De maneira mais ampla, ela está propondo restaurar a leveza e o otimismo elusivos à vida americana e reivindicar o conceito de “liberdade” dos conservadores, abrangendo desde os direitos reprodutivos até novos alívios econômicos para as classes trabalhadora e média, acesso à saúde e segurança contra tiroteios em massa.
“Nesta eleição, cada um de nós enfrenta uma pergunta. E essa pergunta é: em que tipo de país queremos viver?”, disse Harris em um comício lotado em Milwaukee na terça-feira (20) à noite, enquanto a convenção comemorava em Chicago. “Queremos viver em um país de caos, medo e ódio? Ou em um país de liberdade, compaixão e estado de direito?”.

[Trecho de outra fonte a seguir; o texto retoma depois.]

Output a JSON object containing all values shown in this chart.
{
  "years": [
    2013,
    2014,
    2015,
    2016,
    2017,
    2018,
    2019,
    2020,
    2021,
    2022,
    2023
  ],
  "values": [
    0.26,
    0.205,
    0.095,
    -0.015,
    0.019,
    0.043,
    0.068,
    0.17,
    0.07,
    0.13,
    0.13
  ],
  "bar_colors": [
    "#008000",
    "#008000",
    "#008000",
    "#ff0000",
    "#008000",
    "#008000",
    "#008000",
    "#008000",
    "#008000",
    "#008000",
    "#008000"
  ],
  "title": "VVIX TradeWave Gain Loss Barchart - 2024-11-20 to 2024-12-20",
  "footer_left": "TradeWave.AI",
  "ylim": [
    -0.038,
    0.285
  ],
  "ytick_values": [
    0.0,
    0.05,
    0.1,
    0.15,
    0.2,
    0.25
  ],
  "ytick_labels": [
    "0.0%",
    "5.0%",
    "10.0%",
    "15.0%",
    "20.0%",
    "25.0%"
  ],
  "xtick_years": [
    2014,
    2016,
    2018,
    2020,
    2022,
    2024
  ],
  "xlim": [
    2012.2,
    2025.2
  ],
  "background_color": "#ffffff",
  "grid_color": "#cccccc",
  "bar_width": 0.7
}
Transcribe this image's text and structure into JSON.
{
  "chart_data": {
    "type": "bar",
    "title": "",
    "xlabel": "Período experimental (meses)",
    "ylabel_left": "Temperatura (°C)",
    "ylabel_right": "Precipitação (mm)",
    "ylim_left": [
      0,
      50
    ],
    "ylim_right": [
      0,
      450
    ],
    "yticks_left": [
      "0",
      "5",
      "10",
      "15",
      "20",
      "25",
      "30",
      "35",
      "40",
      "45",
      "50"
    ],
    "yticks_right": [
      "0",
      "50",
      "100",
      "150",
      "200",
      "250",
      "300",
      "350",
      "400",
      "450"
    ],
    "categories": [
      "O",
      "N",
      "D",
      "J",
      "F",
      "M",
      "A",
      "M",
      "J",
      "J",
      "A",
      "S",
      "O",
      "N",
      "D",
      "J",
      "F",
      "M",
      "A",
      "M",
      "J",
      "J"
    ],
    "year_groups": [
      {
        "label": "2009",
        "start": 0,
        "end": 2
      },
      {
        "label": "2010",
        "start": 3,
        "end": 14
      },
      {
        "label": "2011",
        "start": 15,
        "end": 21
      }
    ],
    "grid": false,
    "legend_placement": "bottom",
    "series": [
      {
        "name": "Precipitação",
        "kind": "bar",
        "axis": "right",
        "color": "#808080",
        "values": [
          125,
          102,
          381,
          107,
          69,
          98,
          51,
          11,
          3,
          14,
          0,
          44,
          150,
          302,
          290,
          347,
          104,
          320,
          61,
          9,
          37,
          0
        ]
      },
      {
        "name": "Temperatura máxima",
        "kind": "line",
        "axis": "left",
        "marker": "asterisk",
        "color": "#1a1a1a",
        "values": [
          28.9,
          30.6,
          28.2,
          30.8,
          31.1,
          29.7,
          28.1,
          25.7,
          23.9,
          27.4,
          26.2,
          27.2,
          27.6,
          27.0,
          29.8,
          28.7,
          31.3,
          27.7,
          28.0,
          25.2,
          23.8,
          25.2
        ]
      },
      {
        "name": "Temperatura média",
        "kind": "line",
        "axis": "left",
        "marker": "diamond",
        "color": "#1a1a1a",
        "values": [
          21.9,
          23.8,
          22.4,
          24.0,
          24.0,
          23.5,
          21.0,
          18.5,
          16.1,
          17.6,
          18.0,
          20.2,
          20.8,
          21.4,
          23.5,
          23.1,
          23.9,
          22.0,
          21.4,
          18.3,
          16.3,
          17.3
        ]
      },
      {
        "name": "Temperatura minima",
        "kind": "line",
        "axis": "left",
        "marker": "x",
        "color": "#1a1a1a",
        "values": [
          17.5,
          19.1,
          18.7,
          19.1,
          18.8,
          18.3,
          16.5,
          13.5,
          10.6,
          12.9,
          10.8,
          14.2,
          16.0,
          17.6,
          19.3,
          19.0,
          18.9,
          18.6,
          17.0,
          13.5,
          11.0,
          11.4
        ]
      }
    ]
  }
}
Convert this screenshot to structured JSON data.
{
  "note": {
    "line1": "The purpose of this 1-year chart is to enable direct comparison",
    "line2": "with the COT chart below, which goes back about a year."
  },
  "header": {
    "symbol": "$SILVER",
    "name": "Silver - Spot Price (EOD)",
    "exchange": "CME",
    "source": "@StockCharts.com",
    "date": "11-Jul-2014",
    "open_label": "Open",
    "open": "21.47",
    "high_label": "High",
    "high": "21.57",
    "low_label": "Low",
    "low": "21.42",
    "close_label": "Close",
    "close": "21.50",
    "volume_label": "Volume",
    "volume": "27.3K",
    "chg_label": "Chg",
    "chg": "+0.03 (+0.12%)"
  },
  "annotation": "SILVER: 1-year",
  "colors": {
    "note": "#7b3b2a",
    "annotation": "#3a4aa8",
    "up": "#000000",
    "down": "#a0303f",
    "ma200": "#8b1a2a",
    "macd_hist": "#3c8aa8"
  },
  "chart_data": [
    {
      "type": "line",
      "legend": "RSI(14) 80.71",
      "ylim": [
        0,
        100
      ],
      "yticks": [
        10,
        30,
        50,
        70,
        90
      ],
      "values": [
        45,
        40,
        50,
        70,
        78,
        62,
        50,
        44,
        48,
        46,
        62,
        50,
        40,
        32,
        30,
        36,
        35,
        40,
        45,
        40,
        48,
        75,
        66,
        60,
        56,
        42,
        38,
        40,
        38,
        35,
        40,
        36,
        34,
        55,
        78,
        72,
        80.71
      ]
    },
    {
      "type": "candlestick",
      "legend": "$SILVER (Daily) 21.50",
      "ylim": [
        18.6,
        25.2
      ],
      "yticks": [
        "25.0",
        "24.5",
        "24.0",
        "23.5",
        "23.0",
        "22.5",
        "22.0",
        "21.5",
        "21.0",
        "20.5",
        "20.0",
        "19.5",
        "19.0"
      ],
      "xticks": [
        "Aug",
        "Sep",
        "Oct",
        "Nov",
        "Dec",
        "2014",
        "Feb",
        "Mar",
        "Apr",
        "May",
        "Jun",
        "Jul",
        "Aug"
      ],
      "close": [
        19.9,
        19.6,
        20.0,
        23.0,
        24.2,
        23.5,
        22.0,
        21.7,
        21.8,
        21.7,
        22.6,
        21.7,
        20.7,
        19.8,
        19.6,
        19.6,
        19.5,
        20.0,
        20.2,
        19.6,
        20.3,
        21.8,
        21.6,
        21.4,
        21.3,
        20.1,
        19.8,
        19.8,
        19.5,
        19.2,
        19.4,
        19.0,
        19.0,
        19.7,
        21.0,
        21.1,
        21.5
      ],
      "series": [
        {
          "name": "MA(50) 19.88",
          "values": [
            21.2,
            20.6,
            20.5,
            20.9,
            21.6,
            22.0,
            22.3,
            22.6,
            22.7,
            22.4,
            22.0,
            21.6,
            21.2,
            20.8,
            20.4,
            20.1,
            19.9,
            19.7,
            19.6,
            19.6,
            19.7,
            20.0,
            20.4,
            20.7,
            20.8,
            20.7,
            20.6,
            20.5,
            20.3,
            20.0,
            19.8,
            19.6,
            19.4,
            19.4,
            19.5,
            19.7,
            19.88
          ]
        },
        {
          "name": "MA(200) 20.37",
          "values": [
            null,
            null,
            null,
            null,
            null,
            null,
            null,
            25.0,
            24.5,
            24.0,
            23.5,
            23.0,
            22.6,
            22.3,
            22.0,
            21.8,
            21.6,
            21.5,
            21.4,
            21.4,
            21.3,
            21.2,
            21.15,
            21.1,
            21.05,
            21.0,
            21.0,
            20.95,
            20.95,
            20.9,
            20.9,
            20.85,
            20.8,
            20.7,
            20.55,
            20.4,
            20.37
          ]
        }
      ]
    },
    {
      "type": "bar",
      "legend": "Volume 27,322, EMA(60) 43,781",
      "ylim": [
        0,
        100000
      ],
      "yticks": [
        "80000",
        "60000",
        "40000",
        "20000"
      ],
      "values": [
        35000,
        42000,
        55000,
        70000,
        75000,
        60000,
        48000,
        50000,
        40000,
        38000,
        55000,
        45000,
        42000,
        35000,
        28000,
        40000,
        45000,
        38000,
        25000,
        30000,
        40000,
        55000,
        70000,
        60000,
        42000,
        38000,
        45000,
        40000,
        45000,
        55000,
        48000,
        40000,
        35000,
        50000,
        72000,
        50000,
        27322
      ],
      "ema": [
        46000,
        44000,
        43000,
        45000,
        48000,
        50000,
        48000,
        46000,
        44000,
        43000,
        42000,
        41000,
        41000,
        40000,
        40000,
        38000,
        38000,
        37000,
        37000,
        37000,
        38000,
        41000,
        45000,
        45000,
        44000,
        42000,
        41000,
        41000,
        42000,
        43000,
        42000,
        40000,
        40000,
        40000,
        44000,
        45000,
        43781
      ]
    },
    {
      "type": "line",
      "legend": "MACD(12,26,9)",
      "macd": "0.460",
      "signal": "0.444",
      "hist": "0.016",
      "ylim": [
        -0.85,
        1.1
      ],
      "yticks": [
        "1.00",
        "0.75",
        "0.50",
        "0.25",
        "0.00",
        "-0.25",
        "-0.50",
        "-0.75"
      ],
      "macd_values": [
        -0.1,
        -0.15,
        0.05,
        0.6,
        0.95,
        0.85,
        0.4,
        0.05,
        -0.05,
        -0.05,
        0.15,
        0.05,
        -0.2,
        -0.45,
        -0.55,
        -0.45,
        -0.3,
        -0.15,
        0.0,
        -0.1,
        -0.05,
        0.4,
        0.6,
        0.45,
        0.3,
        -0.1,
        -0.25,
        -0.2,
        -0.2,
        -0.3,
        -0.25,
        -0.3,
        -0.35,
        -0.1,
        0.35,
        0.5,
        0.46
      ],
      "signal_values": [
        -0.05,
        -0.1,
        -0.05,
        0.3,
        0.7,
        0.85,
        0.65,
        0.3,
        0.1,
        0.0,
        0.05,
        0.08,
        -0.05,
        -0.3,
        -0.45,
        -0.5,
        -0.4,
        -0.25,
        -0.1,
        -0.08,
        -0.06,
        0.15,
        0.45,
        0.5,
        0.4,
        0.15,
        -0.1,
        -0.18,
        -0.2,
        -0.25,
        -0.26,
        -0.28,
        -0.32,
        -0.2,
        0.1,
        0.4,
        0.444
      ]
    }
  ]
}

Seu partido está convocando Harris a ascender ao próximo nível da estratosfera política depois que a idade avançada encerrou a candidatura à reeleição do presidente Joe Biden. Nenhum candidato presidencial moderno de qualquer grande partido enfrentou uma tarefa tão difícil em tão pouco tempo.
Ela é o último obstáculo para o retorno de Trump ao poder, após ele desafiar quatro acusações criminais, uma condenação e esmagar seus rivais nas primárias, enquanto busca o retorno presidencial mais impressionante em mais de um século.
Mas o candidato a vice-presidente de Harris, o governador de Minnesota, Tim Walz, disse ao país na noite de quarta-feira (21) que ela poderia “virar a página de Donald Trump” – de forma direta e simples, que a campanha acredita que pode atrair homens brancos no coração do país que podem estar cansados do credo MAGA (movimento de Trump – Make America Great Again).
“Kamala Harris é durona. Kamala Harris é experiente. E Kamala Harris está pronta”, rugiu Walz.
E em outra mensagem para americanos independentes e indecisos, a ícone dos talk shows e atriz Oprah Winfrey liderou um desfile de artistas e estrelas para reforçar uma mensagem que tem ressoado ao longo dessa convenção.
“Vamos escolher o bom senso em vez do absurdo, porque isso é o melhor da América”, disse Winfrey. “Vamos escolher a doce promessa do amanhã em vez do amargo retorno ao ontem. Não vamos voltar. Não retrocederemos, não seremos empurrados, intimidados, chutados para trás. Não vamos voltar”.
Múltiplos objetivos de Kamala Harris na noite de quinta-feira (22)
A maioria dos candidatos presidenciais passa anos na campanha aperfeiçoando sua política e seus apelos retóricos. Harris foi forçada a construir sua campanha rapidamente.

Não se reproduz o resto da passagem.